Molto spesso, quando si vuole inviare una comunicazione che sia davvero sicura, si opta per Snapchat, l’app tanto cara ai teenagers, nota (oltre che per i simpatici filtri) anche per la possibilità di inviare messaggi che si auto-distruggono dopo esser stati letti. Tuttavia, ad oggi, è ancora la mail il canale principale di comunicazione, attraverso cui viaggiano molte informazioni sensibili: come blindare, quindi, anche quest’ultima, in modo che possa inviare comunicazione da 007?

Un primo passaggio necessario, nell’ottemperare alla nostra esigenza di privacy è sicurezza, consiste nell’utilizzare Gmail, l’account di posta elettronica online messo a disposizione da Google, con tanto di webmail, a favore di quanti non intendono scaricare in locale la propria corrispondenza digitale. Dopo aver aperto un account presso tale operatore, il secondo passaggio consiste nel fare ricorso a Chrome, il browser superveloce realizzato sempre da Mountain View.

Il motivo di questa scelta non sta nella sua proverbiale rapidità nel caricare le pagine internet, ma nella possibilità di espandere le sue funzioni tramite le estensioni. Nel Chrome Web Store (accessibile anche dalle impostazioni del browser), è possibile reperire l’add-on, o estensione, che risponde al nome di “Snapmail“.

Quest’ultima, sviluppata dalla software house “Usepanda.com”, non necessita del riavvio del browser e risulta già attiva una volta entrati nella propria webmail googleiana: il suo funzionamento è molto semplice.
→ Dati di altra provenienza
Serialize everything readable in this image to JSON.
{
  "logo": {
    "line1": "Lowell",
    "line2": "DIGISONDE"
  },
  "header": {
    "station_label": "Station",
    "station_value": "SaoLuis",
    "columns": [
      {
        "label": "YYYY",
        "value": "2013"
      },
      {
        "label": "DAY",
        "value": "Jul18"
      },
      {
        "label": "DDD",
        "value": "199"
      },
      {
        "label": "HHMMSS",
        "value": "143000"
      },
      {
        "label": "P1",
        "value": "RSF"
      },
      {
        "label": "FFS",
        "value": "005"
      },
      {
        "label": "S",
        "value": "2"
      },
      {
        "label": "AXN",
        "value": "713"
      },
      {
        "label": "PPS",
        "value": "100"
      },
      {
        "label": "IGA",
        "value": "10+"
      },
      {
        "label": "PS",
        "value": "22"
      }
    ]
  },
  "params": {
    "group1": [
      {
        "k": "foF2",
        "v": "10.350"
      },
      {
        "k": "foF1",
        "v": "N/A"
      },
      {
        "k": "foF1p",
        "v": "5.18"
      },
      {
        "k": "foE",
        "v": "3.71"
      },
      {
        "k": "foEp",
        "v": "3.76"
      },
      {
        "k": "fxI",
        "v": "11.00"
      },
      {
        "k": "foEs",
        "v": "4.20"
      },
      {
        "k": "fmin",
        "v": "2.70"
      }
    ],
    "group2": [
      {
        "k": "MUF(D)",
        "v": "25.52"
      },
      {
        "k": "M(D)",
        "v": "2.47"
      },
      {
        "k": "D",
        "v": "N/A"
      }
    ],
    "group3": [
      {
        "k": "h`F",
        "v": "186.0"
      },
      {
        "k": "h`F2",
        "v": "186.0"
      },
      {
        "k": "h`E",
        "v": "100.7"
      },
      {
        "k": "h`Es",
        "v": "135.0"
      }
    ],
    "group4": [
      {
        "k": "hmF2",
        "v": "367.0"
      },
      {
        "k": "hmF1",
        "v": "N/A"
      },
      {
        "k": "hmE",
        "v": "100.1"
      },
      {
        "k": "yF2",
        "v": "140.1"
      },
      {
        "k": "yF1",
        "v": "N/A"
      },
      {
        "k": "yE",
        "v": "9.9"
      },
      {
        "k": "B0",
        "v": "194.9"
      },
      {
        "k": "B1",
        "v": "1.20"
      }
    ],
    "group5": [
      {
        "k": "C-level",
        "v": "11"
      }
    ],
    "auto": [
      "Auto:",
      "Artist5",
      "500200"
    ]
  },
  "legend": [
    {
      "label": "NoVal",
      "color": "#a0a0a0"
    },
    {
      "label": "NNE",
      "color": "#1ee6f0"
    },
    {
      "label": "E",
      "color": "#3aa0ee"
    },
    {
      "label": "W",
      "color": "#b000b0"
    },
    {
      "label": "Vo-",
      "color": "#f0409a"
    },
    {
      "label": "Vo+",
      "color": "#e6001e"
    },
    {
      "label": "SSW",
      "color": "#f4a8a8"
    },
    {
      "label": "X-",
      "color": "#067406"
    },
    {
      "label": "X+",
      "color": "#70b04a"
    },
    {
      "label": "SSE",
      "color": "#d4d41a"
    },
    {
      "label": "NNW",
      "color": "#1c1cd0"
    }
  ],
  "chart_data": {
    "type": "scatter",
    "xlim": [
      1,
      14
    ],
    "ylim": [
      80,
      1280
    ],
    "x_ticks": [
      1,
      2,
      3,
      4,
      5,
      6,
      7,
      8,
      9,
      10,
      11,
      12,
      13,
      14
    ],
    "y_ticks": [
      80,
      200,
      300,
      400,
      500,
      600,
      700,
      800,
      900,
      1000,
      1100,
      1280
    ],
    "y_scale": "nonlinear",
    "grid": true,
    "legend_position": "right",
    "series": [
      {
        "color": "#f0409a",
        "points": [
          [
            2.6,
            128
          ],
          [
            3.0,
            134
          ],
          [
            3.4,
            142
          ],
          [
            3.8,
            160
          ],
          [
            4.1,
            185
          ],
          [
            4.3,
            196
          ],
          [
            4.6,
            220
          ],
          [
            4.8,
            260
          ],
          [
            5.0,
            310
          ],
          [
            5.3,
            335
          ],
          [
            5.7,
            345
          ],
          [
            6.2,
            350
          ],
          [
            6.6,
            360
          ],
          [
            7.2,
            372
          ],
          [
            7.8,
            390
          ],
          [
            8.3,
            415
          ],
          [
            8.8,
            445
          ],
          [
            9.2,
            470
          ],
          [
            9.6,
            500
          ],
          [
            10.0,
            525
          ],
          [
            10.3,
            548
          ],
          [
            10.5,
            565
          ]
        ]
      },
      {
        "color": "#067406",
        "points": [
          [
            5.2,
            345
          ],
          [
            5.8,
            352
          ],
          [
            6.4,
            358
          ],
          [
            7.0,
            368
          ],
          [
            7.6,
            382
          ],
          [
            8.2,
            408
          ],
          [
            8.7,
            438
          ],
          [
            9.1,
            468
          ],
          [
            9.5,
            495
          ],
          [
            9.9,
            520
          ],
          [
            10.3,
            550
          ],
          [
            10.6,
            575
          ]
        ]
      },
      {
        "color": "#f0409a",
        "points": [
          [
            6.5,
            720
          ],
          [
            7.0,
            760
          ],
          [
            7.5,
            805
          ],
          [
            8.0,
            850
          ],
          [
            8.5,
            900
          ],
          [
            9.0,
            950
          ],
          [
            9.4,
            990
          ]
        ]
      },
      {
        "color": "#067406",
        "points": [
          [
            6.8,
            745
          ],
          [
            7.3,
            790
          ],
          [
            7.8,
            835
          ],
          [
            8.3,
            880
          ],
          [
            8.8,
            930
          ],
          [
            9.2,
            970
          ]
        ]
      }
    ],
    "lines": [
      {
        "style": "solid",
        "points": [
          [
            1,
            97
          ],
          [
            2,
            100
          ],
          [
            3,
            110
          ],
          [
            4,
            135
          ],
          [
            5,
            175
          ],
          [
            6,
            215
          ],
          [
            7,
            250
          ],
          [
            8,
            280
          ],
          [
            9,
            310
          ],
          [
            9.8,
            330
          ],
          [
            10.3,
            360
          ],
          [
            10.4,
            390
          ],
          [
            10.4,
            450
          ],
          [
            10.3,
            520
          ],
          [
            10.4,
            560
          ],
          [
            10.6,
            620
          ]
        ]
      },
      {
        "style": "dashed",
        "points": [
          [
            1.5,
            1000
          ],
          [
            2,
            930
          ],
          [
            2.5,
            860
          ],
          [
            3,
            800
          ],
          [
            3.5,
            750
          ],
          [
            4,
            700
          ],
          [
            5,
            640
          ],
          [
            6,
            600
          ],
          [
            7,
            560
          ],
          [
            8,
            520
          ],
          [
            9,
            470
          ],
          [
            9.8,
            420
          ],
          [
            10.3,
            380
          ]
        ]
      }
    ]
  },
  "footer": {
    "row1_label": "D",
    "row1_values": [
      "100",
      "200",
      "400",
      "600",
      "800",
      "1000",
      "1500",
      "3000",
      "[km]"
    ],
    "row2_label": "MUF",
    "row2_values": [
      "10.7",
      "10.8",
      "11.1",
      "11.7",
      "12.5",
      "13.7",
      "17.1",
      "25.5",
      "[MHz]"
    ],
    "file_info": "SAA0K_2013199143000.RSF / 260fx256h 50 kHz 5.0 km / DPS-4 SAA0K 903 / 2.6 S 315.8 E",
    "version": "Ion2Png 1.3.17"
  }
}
Per avvalersi dei messaggi usa e getta abilitati da Snapmail sulla propria casella Gmail, basta semplicemente aprire l’editor di una normale mail, e iniziare a scriverla, come di consueto, con tanto di oggetto chiarificatore. In essa, non bisognerà inserire molto testo, dacché il tempo offerto al destinatario per la lettura è molto poco, appena 60 secondi: meglio utilizzarla, quindi, per comunicare informazioni importanti, come ad esempio le password, o le credenziali di accesso ad un sito.

La missiva, una volta scritta, potrà essere spedita cliccando il pulsante “Snapmail”, accanto al consueto “Invia”: da quel momento, la propria mail verrà criptata con l’algoritmo militare AES, sulla base di una chiave che, generata dal proprio browser, sarà disponibile solo al destinatario della comunicazione (in caso di intercettazione “man-in-the-middle”, il testo non sarà leggibile, e nemmeno i dipendenti di Usepanda potranno curiosarvi). 

Quest’ultimo riceverà, in mail, un messaggio nel quale lo si avvisa di aver ricevuto una Snapmail, che potrà consultare per 60 secondi, con relativo link che porterà ai server Snapmail, ove il messaggio verrà temporaneamente ospitato (criptato), per poi esser rimosso – definitivamente – alla fine del tempo di lettura concesso.

A partire dal quel momento, il nostro interlocutore avrà ancora il messaggio ricevuto dal mittente, con il relativo link, ma questi porterà – presso i server di Snapmail – a imbattersi in un post-it “vuoto”, a sancire che la lettura di quel contenuto non è possibile una seconda volta (con buona pace anche di chi dovesse aver ottenuto l’accesso alla nostra o all’altrui webmail).

Fabrizio Ferrara

Cosa ne pensa l'autore

Fabrizio Ferrara - Considerando la sicurezza che contraddistingue chi ci fornisce i servizi internet, e non parlo di un brand in particolare, utilizzare qualche cautela in più non è una cattiva idea. I messaggi usa e getta di Snapmail possono assolvere a una vasta gamma di utilizzi, tra i quali quello del comunicare le password è solo uno. Tuttavia, è sempre bene ribadire che di questo strumento va fatto un uso accorto e ragionato, e che non va mai utilizzato per spedire comunicazioni delle quali - a posteriori - ci si potrebbe pentire.